Sandoz submitted an ANDA in October 2011 seeking FDA approval for a levoleucovorin drug product. Spectrum sued Sandoz for infringement of a patent related to pharmaceutical compositions of substantially pure levoleucovorin. The claims at issue were directed to pharmaceutical compositions comprising a mixture of (6S) and (6R) leucovorin isomers, with at least 92% or 95% of the (6S) isomer (levoleucovorin).
After construing the claims, the district court granted Sandoz’s motion for summary judgment of noninfringement for certain claims. It later held that other claims were invalid for obviousness. Spectrum appealed, and the Federal Circuit affirmed. The Federal Circuit concluded that the district court did not clearly err in finding that the product Sandoz planned to sell would not literally infringe the claims. Sandoz’s product would only contain up to 250 mg of levoleucovorin, much less than the two doses of 2000 mg required by the construed claims. There was also no clear error in concluding that Sandoz was estopped from invoking the doctrine of equivalents. The claims were added in an amendment and the applicants had distinguished the prior art by pointing to the claimed quantities of the specific mixtures.
As for obviousness, the Federal Circuit again concluded that the district court did not clearly err in finding certain claims invalid.
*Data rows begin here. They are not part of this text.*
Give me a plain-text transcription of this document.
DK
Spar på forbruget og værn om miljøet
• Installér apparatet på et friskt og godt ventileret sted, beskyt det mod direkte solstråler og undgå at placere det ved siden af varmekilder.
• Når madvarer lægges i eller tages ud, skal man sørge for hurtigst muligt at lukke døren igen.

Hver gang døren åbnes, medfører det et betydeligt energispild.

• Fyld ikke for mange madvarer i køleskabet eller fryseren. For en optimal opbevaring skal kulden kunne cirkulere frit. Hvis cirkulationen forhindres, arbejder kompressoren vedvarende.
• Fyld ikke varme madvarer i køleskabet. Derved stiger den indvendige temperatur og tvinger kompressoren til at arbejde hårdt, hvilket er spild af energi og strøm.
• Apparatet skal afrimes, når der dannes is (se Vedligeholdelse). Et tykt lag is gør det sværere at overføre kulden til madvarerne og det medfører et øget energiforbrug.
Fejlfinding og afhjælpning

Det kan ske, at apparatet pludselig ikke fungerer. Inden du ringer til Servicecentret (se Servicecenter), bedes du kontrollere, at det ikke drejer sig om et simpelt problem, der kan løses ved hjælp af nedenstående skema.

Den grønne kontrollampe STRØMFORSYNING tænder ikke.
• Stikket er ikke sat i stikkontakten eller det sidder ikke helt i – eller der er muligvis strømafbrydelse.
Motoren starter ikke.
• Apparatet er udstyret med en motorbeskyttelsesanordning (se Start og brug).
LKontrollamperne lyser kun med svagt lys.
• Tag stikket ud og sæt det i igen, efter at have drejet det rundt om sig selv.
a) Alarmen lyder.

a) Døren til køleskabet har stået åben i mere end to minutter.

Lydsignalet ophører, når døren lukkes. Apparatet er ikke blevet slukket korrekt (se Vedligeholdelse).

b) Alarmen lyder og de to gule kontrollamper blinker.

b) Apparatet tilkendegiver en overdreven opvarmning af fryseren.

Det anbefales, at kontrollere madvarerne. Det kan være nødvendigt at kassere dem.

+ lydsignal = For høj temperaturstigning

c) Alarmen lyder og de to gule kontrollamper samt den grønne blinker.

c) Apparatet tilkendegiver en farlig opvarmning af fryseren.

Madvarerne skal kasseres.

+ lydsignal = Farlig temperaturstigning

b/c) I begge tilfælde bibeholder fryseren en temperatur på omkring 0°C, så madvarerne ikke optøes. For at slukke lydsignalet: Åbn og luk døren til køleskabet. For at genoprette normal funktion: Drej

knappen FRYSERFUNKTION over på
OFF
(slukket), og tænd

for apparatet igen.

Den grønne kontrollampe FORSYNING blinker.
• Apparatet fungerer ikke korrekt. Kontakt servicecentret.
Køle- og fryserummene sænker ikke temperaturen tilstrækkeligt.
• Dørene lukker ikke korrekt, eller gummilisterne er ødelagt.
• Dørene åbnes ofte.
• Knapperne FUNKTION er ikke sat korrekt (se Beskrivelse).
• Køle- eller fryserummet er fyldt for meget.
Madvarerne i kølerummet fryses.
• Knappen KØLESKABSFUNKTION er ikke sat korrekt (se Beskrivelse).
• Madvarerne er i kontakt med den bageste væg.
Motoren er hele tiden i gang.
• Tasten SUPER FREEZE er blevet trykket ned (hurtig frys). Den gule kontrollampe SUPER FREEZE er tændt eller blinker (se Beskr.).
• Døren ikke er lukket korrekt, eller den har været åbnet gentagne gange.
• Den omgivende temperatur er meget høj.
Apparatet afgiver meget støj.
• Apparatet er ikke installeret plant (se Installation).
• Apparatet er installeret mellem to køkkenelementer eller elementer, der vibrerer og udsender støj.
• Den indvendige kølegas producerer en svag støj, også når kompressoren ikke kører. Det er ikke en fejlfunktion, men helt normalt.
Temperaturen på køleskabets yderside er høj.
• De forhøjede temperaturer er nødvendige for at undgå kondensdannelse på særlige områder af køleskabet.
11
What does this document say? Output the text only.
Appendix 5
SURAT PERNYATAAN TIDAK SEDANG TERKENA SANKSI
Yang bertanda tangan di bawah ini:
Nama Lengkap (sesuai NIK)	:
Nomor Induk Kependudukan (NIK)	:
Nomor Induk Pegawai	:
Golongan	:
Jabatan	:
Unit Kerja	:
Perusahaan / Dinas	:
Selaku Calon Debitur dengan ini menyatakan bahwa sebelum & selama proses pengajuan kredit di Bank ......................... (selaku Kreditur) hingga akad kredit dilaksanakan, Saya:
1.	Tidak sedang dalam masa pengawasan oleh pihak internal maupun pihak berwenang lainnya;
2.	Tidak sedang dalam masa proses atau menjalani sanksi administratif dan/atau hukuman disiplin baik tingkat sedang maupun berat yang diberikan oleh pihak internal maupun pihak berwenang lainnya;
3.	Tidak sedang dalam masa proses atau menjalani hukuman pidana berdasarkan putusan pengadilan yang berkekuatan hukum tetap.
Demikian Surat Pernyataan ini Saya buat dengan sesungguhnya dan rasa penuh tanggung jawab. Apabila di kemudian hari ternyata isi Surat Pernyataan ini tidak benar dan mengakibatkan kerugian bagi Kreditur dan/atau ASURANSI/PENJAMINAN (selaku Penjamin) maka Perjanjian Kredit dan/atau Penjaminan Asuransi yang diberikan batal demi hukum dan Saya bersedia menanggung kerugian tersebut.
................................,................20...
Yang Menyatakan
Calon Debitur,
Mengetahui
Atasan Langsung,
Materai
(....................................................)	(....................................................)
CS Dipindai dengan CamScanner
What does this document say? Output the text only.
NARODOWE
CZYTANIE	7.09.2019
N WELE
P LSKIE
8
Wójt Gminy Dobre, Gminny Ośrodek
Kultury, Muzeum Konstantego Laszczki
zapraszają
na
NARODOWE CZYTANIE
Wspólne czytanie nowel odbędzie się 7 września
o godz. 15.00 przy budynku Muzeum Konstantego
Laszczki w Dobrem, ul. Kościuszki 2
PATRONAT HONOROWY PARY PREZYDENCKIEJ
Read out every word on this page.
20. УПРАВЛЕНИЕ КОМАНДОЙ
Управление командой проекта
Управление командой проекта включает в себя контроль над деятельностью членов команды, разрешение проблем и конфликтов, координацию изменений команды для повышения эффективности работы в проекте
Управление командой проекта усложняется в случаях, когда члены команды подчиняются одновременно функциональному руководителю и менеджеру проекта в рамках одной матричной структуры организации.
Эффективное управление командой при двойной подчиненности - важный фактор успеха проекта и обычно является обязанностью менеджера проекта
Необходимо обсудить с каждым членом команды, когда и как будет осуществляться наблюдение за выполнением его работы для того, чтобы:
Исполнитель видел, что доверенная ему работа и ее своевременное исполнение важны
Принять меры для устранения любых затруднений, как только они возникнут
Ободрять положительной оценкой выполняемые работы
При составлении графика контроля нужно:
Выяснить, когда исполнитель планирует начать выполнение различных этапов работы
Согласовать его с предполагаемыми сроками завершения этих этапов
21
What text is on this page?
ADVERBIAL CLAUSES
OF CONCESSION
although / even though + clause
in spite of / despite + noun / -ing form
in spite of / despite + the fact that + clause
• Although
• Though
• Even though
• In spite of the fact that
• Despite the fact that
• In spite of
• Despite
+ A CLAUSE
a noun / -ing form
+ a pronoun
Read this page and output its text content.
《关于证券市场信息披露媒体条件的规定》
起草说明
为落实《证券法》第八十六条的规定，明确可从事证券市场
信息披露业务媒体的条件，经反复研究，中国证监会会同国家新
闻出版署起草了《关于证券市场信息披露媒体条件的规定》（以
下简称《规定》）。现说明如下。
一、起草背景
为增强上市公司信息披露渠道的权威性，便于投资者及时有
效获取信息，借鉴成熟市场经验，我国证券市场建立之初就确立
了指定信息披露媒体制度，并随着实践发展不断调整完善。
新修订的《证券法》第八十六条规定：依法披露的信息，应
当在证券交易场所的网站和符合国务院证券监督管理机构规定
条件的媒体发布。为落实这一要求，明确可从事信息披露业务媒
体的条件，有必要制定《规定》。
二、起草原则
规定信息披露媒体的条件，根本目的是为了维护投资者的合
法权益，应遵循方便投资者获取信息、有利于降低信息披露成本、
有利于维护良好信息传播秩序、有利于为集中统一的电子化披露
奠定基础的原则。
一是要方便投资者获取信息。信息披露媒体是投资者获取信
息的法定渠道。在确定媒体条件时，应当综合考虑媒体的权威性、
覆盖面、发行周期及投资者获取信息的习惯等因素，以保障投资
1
The district court had found that two prior art references disclosed processes for separating leucovorin isomers, and these processes would have “invariably” produced a mixture containing the (6R) isomer as an impurity. The Federal Circuit noted that both the 50/50 mixture and the pure compound were known in the art and Spectrum did not provide any evidence of unexpected results for the claimedsubstantially pure compound. The Federal Circuit also concluded that the district court did not err in finding that Spectrum failed to provide sufficient factual evidence of other secondary considerations (including long-felt need) to rebut the prima facie case of obviousness.